The same model applies to agents. Define the operation classes. Identify the reversible vs. irreversible actions. Build gates at the irreversibility boundaries. Run the reversible parts autonomously and freely. Require human confirmation (or at minimum human visibility) before the agent writes to production databases, sends external communications, or makes financial transactions.

This isn’t supervision as a philosophical stance. It’s risk-scoped automation. You’re maximizing autonomous speed where mistakes are cheap to fix, while limiting blast radius where they aren’t.


What Actually Works

The agent projects that are scaling have a few things in common:

Narrow scope. They solve one class of problem well rather than being general-purpose. An agent that handles incoming support escalations is deployable. An agent that handles “all of customer success” is not.

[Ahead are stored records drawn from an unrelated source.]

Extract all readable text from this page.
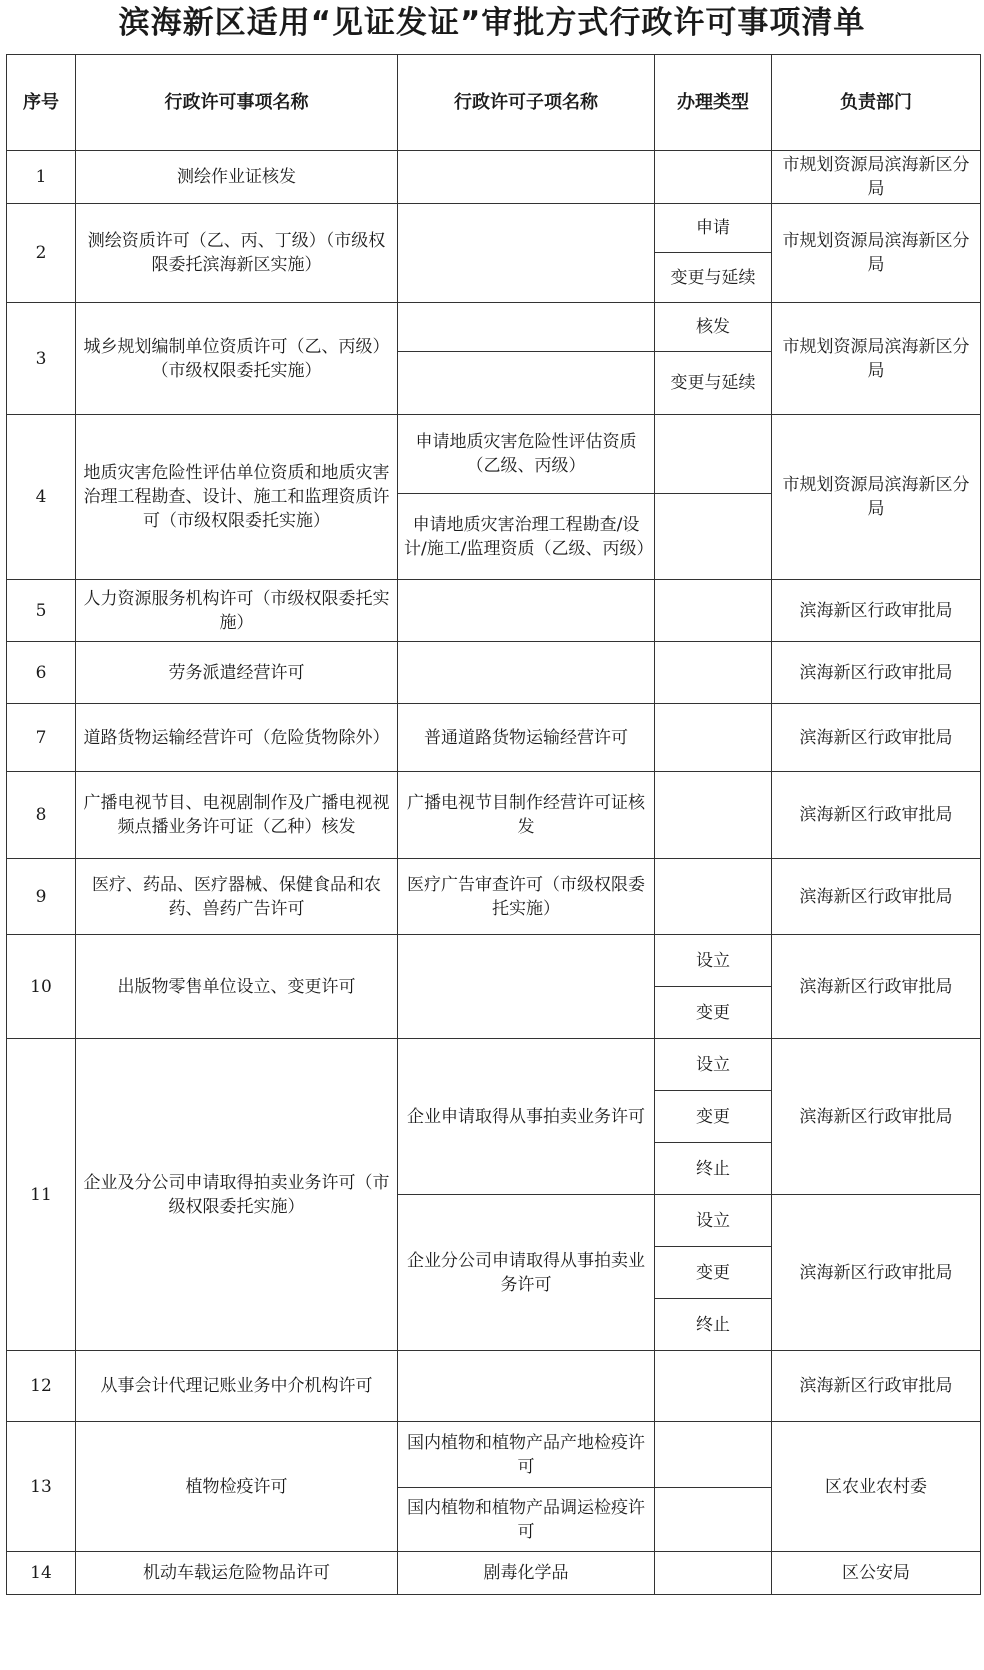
滨海新区适用“见证发证”审批方式行政许可事项清单
序号	行政许可事项名称	行政许可子项名称	办理类型	负责部门
1	测绘作业证核发			市规划资源局滨海新区分局
2	测绘资质许可（乙、丙、丁级）（市级权限委托滨海新区实施）		申请	市规划资源局滨海新区分局
			变更与延续	
3	城乡规划编制单位资质许可（乙、丙级）（市级权限委托实施）		核发	市规划资源局滨海新区分局
			变更与延续	
4	地质灾害危险性评估单位资质和地质灾害治理工程勘查、设计、施工和监理资质许可（市级权限委托实施）	申请地质灾害危险性评估资质（乙级、丙级）		市规划资源局滨海新区分局
		申请地质灾害治理工程勘查/设计/施工/监理资质（乙级、丙级）		
5	人力资源服务机构许可（市级权限委托实施）			滨海新区行政审批局
6	劳务派遣经营许可			滨海新区行政审批局
7	道路货物运输经营许可（危险货物除外）	普通道路货物运输经营许可		滨海新区行政审批局
8	广播电视节目、电视剧制作及广播电视视频点播业务许可证（乙种）核发	广播电视节目制作经营许可证核发		滨海新区行政审批局
9	医疗、药品、医疗器械、保健食品和农药、兽药广告许可	医疗广告审查许可（市级权限委托实施）		滨海新区行政审批局
10	出版物零售单位设立、变更许可		设立	滨海新区行政审批局
			变更	
11	企业及分公司申请取得拍卖业务许可（市级权限委托实施）	企业申请取得从事拍卖业务许可	设立	滨海新区行政审批局
			变更	
			终止	
		企业分公司申请取得从事拍卖业务许可	设立	滨海新区行政审批局
			变更	
			终止	
12	从事会计代理记账业务中介机构许可			滨海新区行政审批局
13	植物检疫许可	国内植物和植物产品产地检疫许可		区农业农村委
		国内植物和植物产品调运检疫许可		
14	机动车载运危险物品许可	剧毒化学品		区公安局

Workflow orchestration with durable state. Not “we save to Redis sometimes.” Durable, automatic, recoverable state that doesn’t require the on-call engineer to understand the agent’s internal logic to restart a failed run.

Tool contracts enforced, not hoped. Every tool the agent can call has an explicit contract: inputs, outputs, error codes, idempotency behavior. When the tool returns something outside the contract, the agent fails fast and loudly — not silently with a retry loop.

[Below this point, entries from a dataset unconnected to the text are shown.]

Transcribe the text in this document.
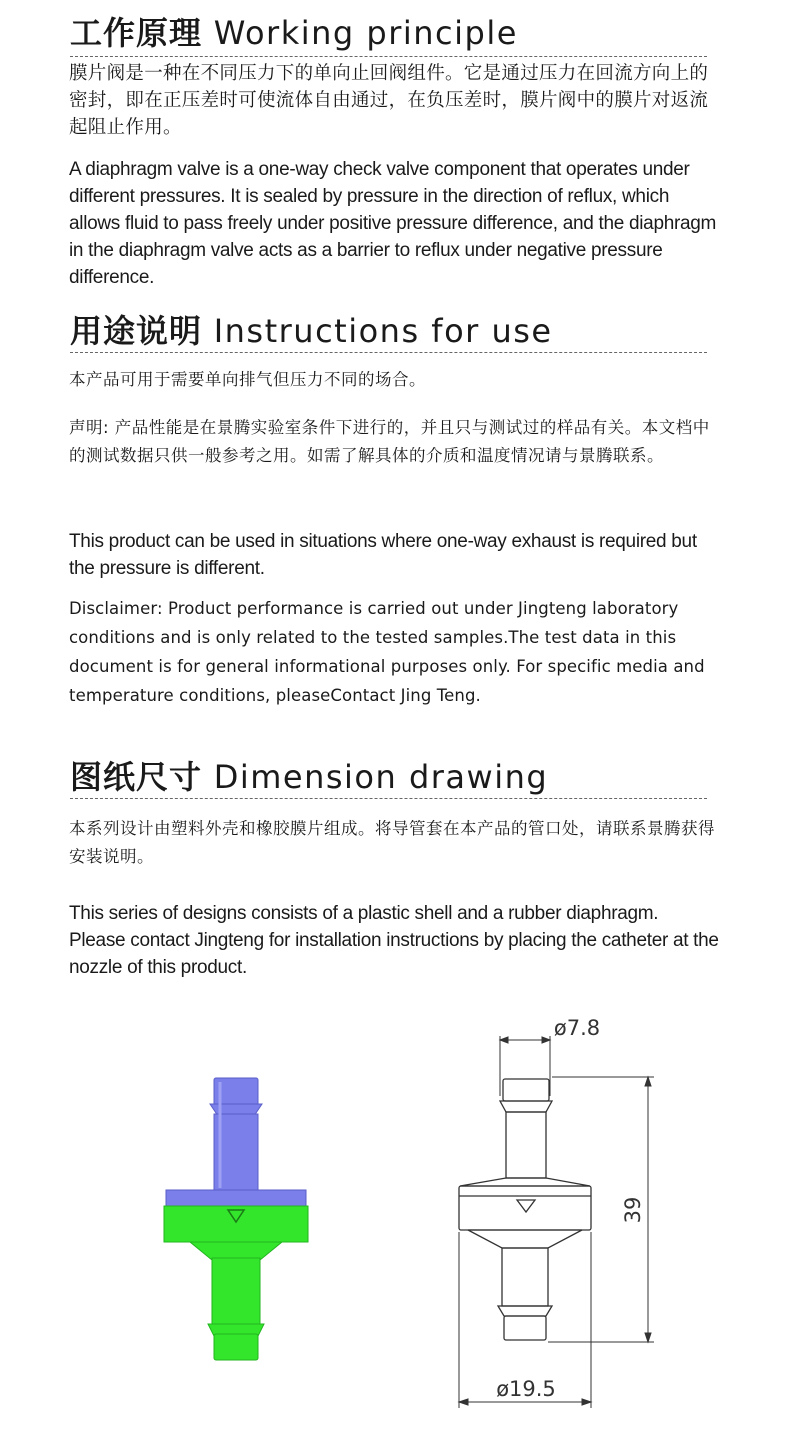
工作原理 Working principle

膜片阀是一种在不同压力下的单向止回阀组件。它是通过压力在回流方向上的密封，即在正压差时可使流体自由通过，在负压差时，膜片阀中的膜片对返流起阻止作用。

A diaphragm valve is a one-way check valve component that operates under different pressures. It is sealed by pressure in the direction of reflux, which allows fluid to pass freely under positive pressure difference, and the diaphragm in the diaphragm valve acts as a barrier to reflux under negative pressure difference.

用途说明 Instructions for use

本产品可用于需要单向排气但压力不同的场合。

声明: 产品性能是在景腾实验室条件下进行的，并且只与测试过的样品有关。本文档中的测试数据只供一般参考之用。如需了解具体的介质和温度情况请与景腾联系。

This product can be used in situations where one-way exhaust is required but the pressure is different.

Disclaimer: Product performance is carried out under Jingteng laboratory conditions and is only related to the tested samples.The test data in this document is for general informational purposes only. For specific media and temperature conditions, pleaseContact Jing Teng.

图纸尺寸 Dimension drawing

本系列设计由塑料外壳和橡胶膜片组成。将导管套在本产品的管口处，请联系景腾获得安装说明。

This series of designs consists of a plastic shell and a rubber diaphragm. Please contact Jingteng for installation instructions by placing the catheter at the nozzle of this product.

ø7.8
39
ø19.5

Observability as a first-class concern. You can’t debug what you can’t observe. Every agent invocation should emit structured traces: which tools were called, in what order, with what inputs and outputs, how long each step took, where it failed. LangSmith, Langfuse, and similar platforms exist specifically for this. Use them from day one, not after the first production incident.

Bounded token budgets. Unbounded context accumulation is a hidden cost bomb and a reliability risk. Long contexts degrade model performance on earlier content. Set explicit context window budgets. Summarize aggressively. Prune what isn’t needed for the current step.


The Models Are Fine

Here’s the uncomfortable truth: the models are not the bottleneck.

GPT-5, Claude 3.7, Gemini 2.0, Qwen 3.5 — all of them are capable of driving complex multi-step workflows when the orchestration around them is solid. The benchmark-chasing and model-swapping that consumes so much engineering time is mostly irrelevant to whether an agent system actually works in production.

What breaks agent systems isn’t model quality. It’s the same thing that breaks every distributed system: partial failures, missing timeouts, non-idempotent operations, invisible state, and inadequate observability.

The engineers who are making agents work aren’t the ones who picked the best model. They’re the ones who applied 20 years of distributed systems engineering discipline to a new kind of node in their call graph.

That’s the unlock. Treat your LLM like an unreliable remote service — because it is one. Design around its failure modes the same way you’d design around any unreliable dependency. Build the orchestration layer before you build the tools. Observe everything.

The magic comes from the engineering, not the model.